“The more data that you have, the better the model that you will be able to build. Sure, the algorithm is important, but whoever has the most data will win.”—Gil Elbaz, Factual
“With any Big Data project, if you don’t spend time thinking about analysis, you’re wasting your money. You must have a structured idea of what you want to get out of unstructured data”—Ron Gill, NetSuite
So lets see if I understand. With Big Data any lack of precision can be beat by adding more data to the algo. Pour more into the sausage grinder and you get better sausage. Simple right?
But wait. Our second quote tells us to carefully plan and understand the nature of Big Data so you know what algo to apply to it. Or all is lost.
So here are two Big Data ideas that oppose each other. In reality you need a bit of both.
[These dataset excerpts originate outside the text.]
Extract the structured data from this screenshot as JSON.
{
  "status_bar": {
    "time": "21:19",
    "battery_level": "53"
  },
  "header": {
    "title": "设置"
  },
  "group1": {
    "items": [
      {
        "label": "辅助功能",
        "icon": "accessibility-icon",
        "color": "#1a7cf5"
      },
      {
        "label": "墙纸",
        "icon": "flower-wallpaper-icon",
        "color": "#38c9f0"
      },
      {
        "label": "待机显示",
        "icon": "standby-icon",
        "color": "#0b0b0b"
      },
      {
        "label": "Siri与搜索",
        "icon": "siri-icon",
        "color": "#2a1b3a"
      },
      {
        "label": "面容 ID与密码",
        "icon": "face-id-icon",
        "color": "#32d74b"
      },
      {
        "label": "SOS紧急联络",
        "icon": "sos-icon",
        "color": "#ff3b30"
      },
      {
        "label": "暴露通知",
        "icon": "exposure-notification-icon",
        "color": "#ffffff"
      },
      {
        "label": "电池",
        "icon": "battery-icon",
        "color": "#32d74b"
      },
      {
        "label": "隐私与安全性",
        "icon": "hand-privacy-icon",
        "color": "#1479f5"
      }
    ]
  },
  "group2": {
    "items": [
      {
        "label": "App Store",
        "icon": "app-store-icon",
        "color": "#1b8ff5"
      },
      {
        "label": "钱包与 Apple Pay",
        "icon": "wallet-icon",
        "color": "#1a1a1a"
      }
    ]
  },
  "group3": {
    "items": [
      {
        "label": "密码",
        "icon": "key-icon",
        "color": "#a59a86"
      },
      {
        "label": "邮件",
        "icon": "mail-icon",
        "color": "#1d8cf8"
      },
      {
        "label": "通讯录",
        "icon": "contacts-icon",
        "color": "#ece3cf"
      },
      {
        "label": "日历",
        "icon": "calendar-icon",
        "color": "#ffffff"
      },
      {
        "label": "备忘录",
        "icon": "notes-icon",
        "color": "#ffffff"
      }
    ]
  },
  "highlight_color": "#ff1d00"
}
Or as the the saying goes this is a case of each idea being necessary but not sufficient on its own. But take them together and you do have the makings of good Big Data practice.
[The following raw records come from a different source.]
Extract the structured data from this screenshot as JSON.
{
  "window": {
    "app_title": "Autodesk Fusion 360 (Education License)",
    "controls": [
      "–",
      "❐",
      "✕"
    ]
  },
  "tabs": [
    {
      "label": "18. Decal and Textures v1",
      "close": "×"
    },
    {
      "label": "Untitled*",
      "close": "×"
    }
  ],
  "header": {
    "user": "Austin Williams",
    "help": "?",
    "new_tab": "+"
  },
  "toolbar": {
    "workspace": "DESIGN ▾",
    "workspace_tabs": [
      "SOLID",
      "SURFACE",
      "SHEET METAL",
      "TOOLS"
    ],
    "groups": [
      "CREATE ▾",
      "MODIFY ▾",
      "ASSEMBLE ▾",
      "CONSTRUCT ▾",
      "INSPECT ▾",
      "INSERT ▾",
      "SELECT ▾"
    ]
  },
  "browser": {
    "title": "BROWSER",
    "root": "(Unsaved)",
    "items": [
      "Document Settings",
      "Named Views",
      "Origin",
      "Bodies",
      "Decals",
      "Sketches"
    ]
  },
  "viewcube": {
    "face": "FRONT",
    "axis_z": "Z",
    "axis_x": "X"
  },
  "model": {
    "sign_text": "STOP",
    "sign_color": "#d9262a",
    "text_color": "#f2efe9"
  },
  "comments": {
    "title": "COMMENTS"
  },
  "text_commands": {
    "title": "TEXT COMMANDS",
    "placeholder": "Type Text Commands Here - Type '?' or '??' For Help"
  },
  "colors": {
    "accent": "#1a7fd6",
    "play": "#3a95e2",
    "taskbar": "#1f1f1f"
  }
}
In any project, many iterations are needed to discover the inflection point where more data generates a diminishing return in terms of a quality algorithmic outcome. You must seek it, no matter how large the data as input turns out to be, since to do otherwise sacrifices accuracy.
But likewise, not having a theoretic underpinning - that structured plan to handle the unstructured data - is a fools errand. Too many Big Data projects rely on simply adding more data to goose the algo's precision. Spurious is the term typically used when you can observe high correlation values but not explain them logically. Without this "story-telling" understanding of the algorithm you are on shaky ground.
Use both these ideas as good practice for good Big Data - everyday.